Means-testing is a hugely expensive option;

The taxing of child benefit is a nightmare to implement, due to the absence of a common database for revenue and social welfare;

Tax deduction at source creates political jitters where the tax will have to be repaid to those who need child benefit the most.

The cut could be 10 per cent, although a greater cut of 20 per cent has been advocated by the Economic and Social Research Institute (ESRI), where it argues social welfare rates should be frozen. In the absence of the research requested here, it is impossible to assess rigorously the ESRI proposal to cut the child benefit by 20 per cent instead of any cut in social welfare rates. It seems to push the impoverished workers into further poverty.

The announcement of urgent and formal research to identify the financially vulnerable in Irish society with the object of shaping better future public policy indicates a serious intent to deal with poverty. This intent might make any cuts much more palatable for those canvassing for the poor, particularly where they have been clamouring for this analysis for years. The cause of impoverished workers cannot continue to be ignored for the following reasons:

To leave things as they are generates tension between impoverished workers and those in receipt of social welfare.
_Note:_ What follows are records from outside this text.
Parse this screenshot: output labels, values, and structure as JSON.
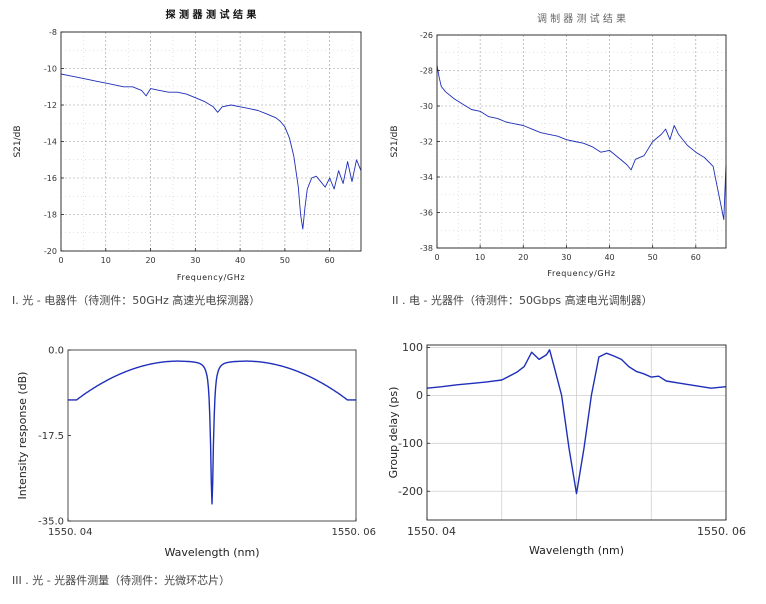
{
  "captions": {
    "c1": "I. 光 - 电器件（待测件：50GHz 高速光电探测器）",
    "c2": "II . 电 - 光器件（待测件：50Gbps 高速电光调制器）",
    "c3": "III . 光 - 光器件测量（待测件：光微环芯片）"
  },
  "colors": {
    "trace": "#1f2fb8",
    "grid": "#bfbfbf",
    "axis": "#222222"
  },
  "chart_data": [
    {
      "id": "photodetector",
      "type": "line",
      "title": "探 测 器 测 试 结 果",
      "xlabel": "Frequency/GHz",
      "ylabel": "S21/dB",
      "xlim": [
        0,
        67
      ],
      "ylim": [
        -20,
        -8
      ],
      "xticks": [
        0,
        10,
        20,
        30,
        40,
        50,
        60
      ],
      "yticks": [
        -8,
        -10,
        -12,
        -14,
        -16,
        -18,
        -20
      ],
      "grid": "dotted",
      "series": [
        {
          "name": "S21",
          "x": [
            0,
            2,
            4,
            6,
            8,
            10,
            12,
            14,
            16,
            18,
            19,
            20,
            22,
            24,
            26,
            28,
            30,
            32,
            34,
            35,
            36,
            38,
            40,
            42,
            44,
            46,
            48,
            49,
            50,
            51,
            52,
            53,
            53.5,
            54,
            54.5,
            55,
            56,
            57,
            58,
            59,
            60,
            61,
            62,
            63,
            64,
            65,
            66,
            67
          ],
          "y": [
            -10.3,
            -10.4,
            -10.5,
            -10.6,
            -10.7,
            -10.8,
            -10.9,
            -11.0,
            -11.0,
            -11.2,
            -11.5,
            -11.1,
            -11.2,
            -11.3,
            -11.3,
            -11.4,
            -11.6,
            -11.8,
            -12.1,
            -12.4,
            -12.1,
            -12.0,
            -12.1,
            -12.2,
            -12.3,
            -12.5,
            -12.7,
            -12.9,
            -13.2,
            -13.8,
            -14.8,
            -16.5,
            -18.0,
            -18.8,
            -17.6,
            -16.6,
            -16.0,
            -15.9,
            -16.2,
            -16.5,
            -16.0,
            -16.6,
            -15.6,
            -16.3,
            -15.1,
            -16.2,
            -15.0,
            -15.6
          ]
        }
      ]
    },
    {
      "id": "modulator",
      "type": "line",
      "title": "调 制 器 测 试 结 果",
      "xlabel": "Frequency/GHz",
      "ylabel": "S21/dB",
      "xlim": [
        0,
        67
      ],
      "ylim": [
        -38,
        -26
      ],
      "xticks": [
        0,
        10,
        20,
        30,
        40,
        50,
        60
      ],
      "yticks": [
        -26,
        -28,
        -30,
        -32,
        -34,
        -36,
        -38
      ],
      "grid": "dotted",
      "series": [
        {
          "name": "S21",
          "x": [
            0,
            0.5,
            1,
            2,
            4,
            6,
            8,
            10,
            12,
            14,
            16,
            18,
            20,
            22,
            24,
            26,
            28,
            30,
            32,
            34,
            36,
            38,
            40,
            42,
            44,
            45,
            46,
            48,
            50,
            52,
            53,
            54,
            55,
            56,
            58,
            60,
            62,
            64,
            65,
            66,
            66.5,
            67
          ],
          "y": [
            -27.7,
            -28.4,
            -28.9,
            -29.2,
            -29.6,
            -29.9,
            -30.2,
            -30.3,
            -30.6,
            -30.7,
            -30.9,
            -31.0,
            -31.1,
            -31.3,
            -31.5,
            -31.6,
            -31.7,
            -31.9,
            -32.0,
            -32.1,
            -32.3,
            -32.6,
            -32.5,
            -32.9,
            -33.3,
            -33.6,
            -33.0,
            -32.8,
            -32.0,
            -31.6,
            -31.3,
            -31.9,
            -31.1,
            -31.6,
            -32.2,
            -32.6,
            -32.9,
            -33.4,
            -34.6,
            -35.8,
            -36.4,
            -33.3
          ]
        }
      ]
    },
    {
      "id": "ring-intensity",
      "type": "line",
      "xlabel": "Wavelength (nm)",
      "ylabel": "Intensity response (dB)",
      "xlim": [
        1550.04,
        1550.06
      ],
      "ylim": [
        -35,
        0
      ],
      "xticks": [
        1550.04,
        1550.06
      ],
      "xticklabels": [
        "1550. 04",
        "1550. 06"
      ],
      "yticks": [
        0,
        -17.5,
        -35
      ],
      "yticklabels": [
        "0.0",
        "-17.5",
        "-35.0"
      ],
      "resonance": {
        "center_nm": 1550.05,
        "min_db": -31.5,
        "peak_db": -2.2,
        "edge_db": -10.2
      },
      "grid": "none"
    },
    {
      "id": "ring-delay",
      "type": "line",
      "xlabel": "Wavelength (nm)",
      "ylabel": "Group delay (ps)",
      "xlim": [
        1550.04,
        1550.06
      ],
      "ylim": [
        -260,
        105
      ],
      "xticks": [
        1550.04,
        1550.06
      ],
      "xticklabels": [
        "1550. 04",
        "1550. 06"
      ],
      "yticks": [
        100,
        0,
        -100,
        -200
      ],
      "grid": "solid",
      "series": [
        {
          "name": "Group delay",
          "x": [
            1550.04,
            1550.041,
            1550.042,
            1550.043,
            1550.044,
            1550.045,
            1550.046,
            1550.0465,
            1550.047,
            1550.0475,
            1550.048,
            1550.0482,
            1550.0485,
            1550.049,
            1550.0495,
            1550.05,
            1550.0505,
            1550.051,
            1550.0515,
            1550.052,
            1550.0525,
            1550.053,
            1550.0535,
            1550.054,
            1550.0545,
            1550.055,
            1550.0555,
            1550.056,
            1550.057,
            1550.058,
            1550.059,
            1550.06
          ],
          "y": [
            15,
            18,
            22,
            25,
            28,
            32,
            48,
            60,
            90,
            75,
            85,
            95,
            60,
            0,
            -110,
            -205,
            -110,
            0,
            80,
            88,
            82,
            75,
            60,
            50,
            45,
            38,
            40,
            30,
            25,
            20,
            15,
            18
          ]
        }
      ]
    }
  ]
}
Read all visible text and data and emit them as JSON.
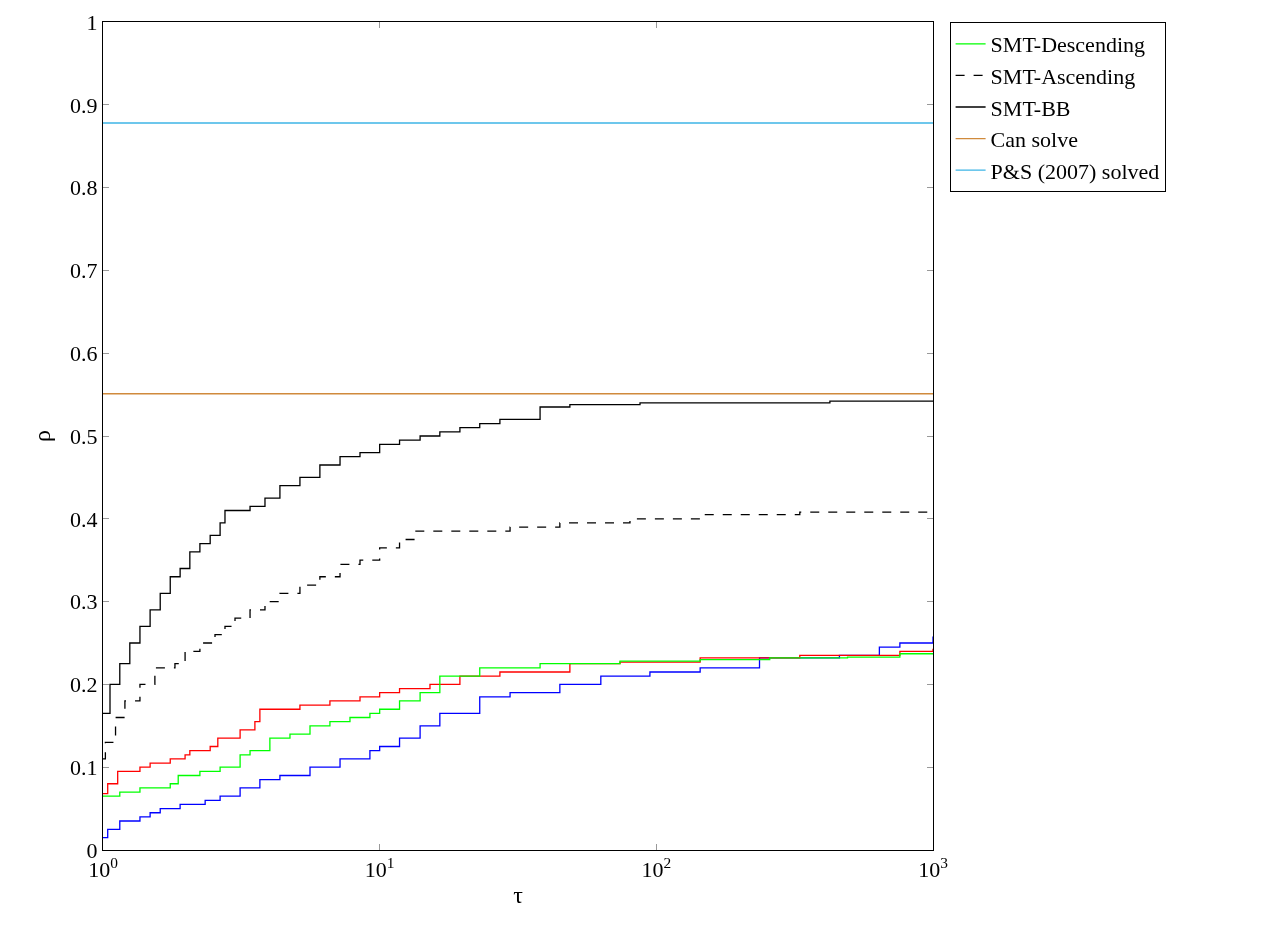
{
  "chart_data": {
    "type": "step",
    "xlabel": "τ",
    "ylabel": "ρ",
    "log": "x",
    "grid": false,
    "legend": "top right",
    "line_style": "solid",
    "marker": "none",
    "xlim": [
      1,
      1000
    ],
    "xticks": [
      {
        "value": 1,
        "label": "10$^{0}$"
      },
      {
        "value": 10,
        "label": "10$^{1}$"
      },
      {
        "value": 100,
        "label": "10$^{2}$"
      },
      {
        "value": 1000,
        "label": "10$^{3}$"
      }
    ],
    "ylim": [
      0,
      1
    ],
    "yticks": [
      0,
      0.1,
      0.2,
      0.3,
      0.4,
      0.5,
      0.6,
      0.7,
      0.8,
      0.9,
      1
    ],
    "series": [
      {
        "color": "#0000ff",
        "x": [
          1,
          1.04,
          1.15,
          1.36,
          1.48,
          1.61,
          1.9,
          2.34,
          2.65,
          3.13,
          3.69,
          4.36,
          5.6,
          7.19,
          9.22,
          10,
          11.8,
          14,
          16.5,
          23,
          29.6,
          44.8,
          63,
          94.8,
          144,
          236,
          459,
          640,
          759,
          1000
        ],
        "values": [
          0.015,
          0.025,
          0.035,
          0.04,
          0.045,
          0.05,
          0.055,
          0.06,
          0.065,
          0.075,
          0.085,
          0.09,
          0.1,
          0.11,
          0.12,
          0.125,
          0.135,
          0.15,
          0.165,
          0.185,
          0.19,
          0.2,
          0.21,
          0.215,
          0.22,
          0.232,
          0.235,
          0.245,
          0.25,
          0.258
        ]
      },
      {
        "color": "#ff0000",
        "x": [
          1,
          1.04,
          1.13,
          1.36,
          1.48,
          1.75,
          1.98,
          2.06,
          2.44,
          2.6,
          3.13,
          3.54,
          3.69,
          5.15,
          6.61,
          8.49,
          10,
          11.8,
          15.2,
          19.5,
          27.2,
          48.7,
          73.9,
          144,
          330,
          759,
          1000
        ],
        "values": [
          0.068,
          0.08,
          0.095,
          0.1,
          0.105,
          0.11,
          0.115,
          0.12,
          0.125,
          0.135,
          0.145,
          0.155,
          0.17,
          0.175,
          0.18,
          0.185,
          0.19,
          0.195,
          0.2,
          0.21,
          0.215,
          0.225,
          0.227,
          0.232,
          0.235,
          0.24,
          0.243
        ]
      },
      {
        "name": "SMT-Descending",
        "color": "#00ff00",
        "x": [
          1,
          1.15,
          1.36,
          1.75,
          1.87,
          2.24,
          2.65,
          3.13,
          3.4,
          4.01,
          4.74,
          5.6,
          6.61,
          7.81,
          9.22,
          10,
          11.8,
          14,
          16.5,
          23,
          38,
          73.9,
          144,
          257,
          491,
          759,
          1000
        ],
        "values": [
          0.065,
          0.07,
          0.075,
          0.08,
          0.09,
          0.095,
          0.1,
          0.115,
          0.12,
          0.135,
          0.14,
          0.15,
          0.155,
          0.16,
          0.165,
          0.17,
          0.18,
          0.19,
          0.21,
          0.22,
          0.225,
          0.228,
          0.23,
          0.232,
          0.233,
          0.237,
          0.237
        ]
      },
      {
        "name": "SMT-Ascending",
        "color": "#000000",
        "line_style": "dashed",
        "x": [
          1,
          1.02,
          1.11,
          1.2,
          1.36,
          1.54,
          1.82,
          1.98,
          2.24,
          2.54,
          2.76,
          3,
          3.4,
          3.85,
          4.36,
          5.15,
          6.08,
          7.19,
          8.49,
          10,
          11.8,
          13.4,
          21.2,
          29.6,
          44.8,
          80.3,
          144,
          330,
          1000
        ],
        "values": [
          0.11,
          0.13,
          0.16,
          0.18,
          0.2,
          0.22,
          0.225,
          0.24,
          0.25,
          0.26,
          0.27,
          0.28,
          0.29,
          0.3,
          0.31,
          0.32,
          0.33,
          0.345,
          0.35,
          0.365,
          0.375,
          0.385,
          0.385,
          0.39,
          0.395,
          0.4,
          0.405,
          0.408,
          0.408
        ]
      },
      {
        "name": "SMT-BB",
        "color": "#000000",
        "x": [
          1,
          1.06,
          1.15,
          1.25,
          1.36,
          1.48,
          1.61,
          1.75,
          1.9,
          2.06,
          2.24,
          2.44,
          2.65,
          2.76,
          3.4,
          3.85,
          4.36,
          5.15,
          6.08,
          7.19,
          8.49,
          10,
          11.8,
          14,
          16.5,
          19.5,
          23,
          27.2,
          38,
          48.7,
          87.3,
          424,
          1000
        ],
        "values": [
          0.165,
          0.2,
          0.225,
          0.25,
          0.27,
          0.29,
          0.31,
          0.33,
          0.34,
          0.36,
          0.37,
          0.38,
          0.395,
          0.41,
          0.415,
          0.425,
          0.44,
          0.45,
          0.465,
          0.475,
          0.48,
          0.49,
          0.495,
          0.5,
          0.505,
          0.51,
          0.515,
          0.52,
          0.535,
          0.538,
          0.54,
          0.542,
          0.542
        ]
      },
      {
        "name": "Can solve",
        "type": "line",
        "color": "#d08a3c",
        "x": [
          1,
          1000
        ],
        "values": [
          0.551,
          0.551
        ]
      },
      {
        "name": "P&S (2007) solved",
        "type": "line",
        "color": "#3cb4e6",
        "x": [
          1,
          1000
        ],
        "values": [
          0.878,
          0.878
        ]
      }
    ]
  }
}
There were mutterings, in September of this year, among hard-pressed working parents when some of the children of social welfare recipients were told they qualified for book allowances. Social disharmony, like this, must be tackled.

A social welfare package where the cash and benefits exceed wages will stop potential staff from returning to work when the economy lifts. Recently, Ikea, the Swedish furniture giant which opened in Dublin, said it had difficulty engaging employees despite the recession, as the social welfare package was, in some cases, more advantageous than wages. This is dangerous to the wellbeing of the economy.

With the move to introduce a wider tax base, as promoted by the Commission on Taxation, exemptions from, say, water rates or bin charges for those in receipt of welfare skew the system further against the worker, on whom top dollar is always levied.

The best way to advance the debate on protecting the financially vulnerable is to identify the information to define the financially poor in Irish society. In the absence of this information, phrases such as “the vulnerable”, or “the inviolability of all social welfare payments” and “the working poor” become political footballs to be tossed around, in a meaningless way, at elections or budgets.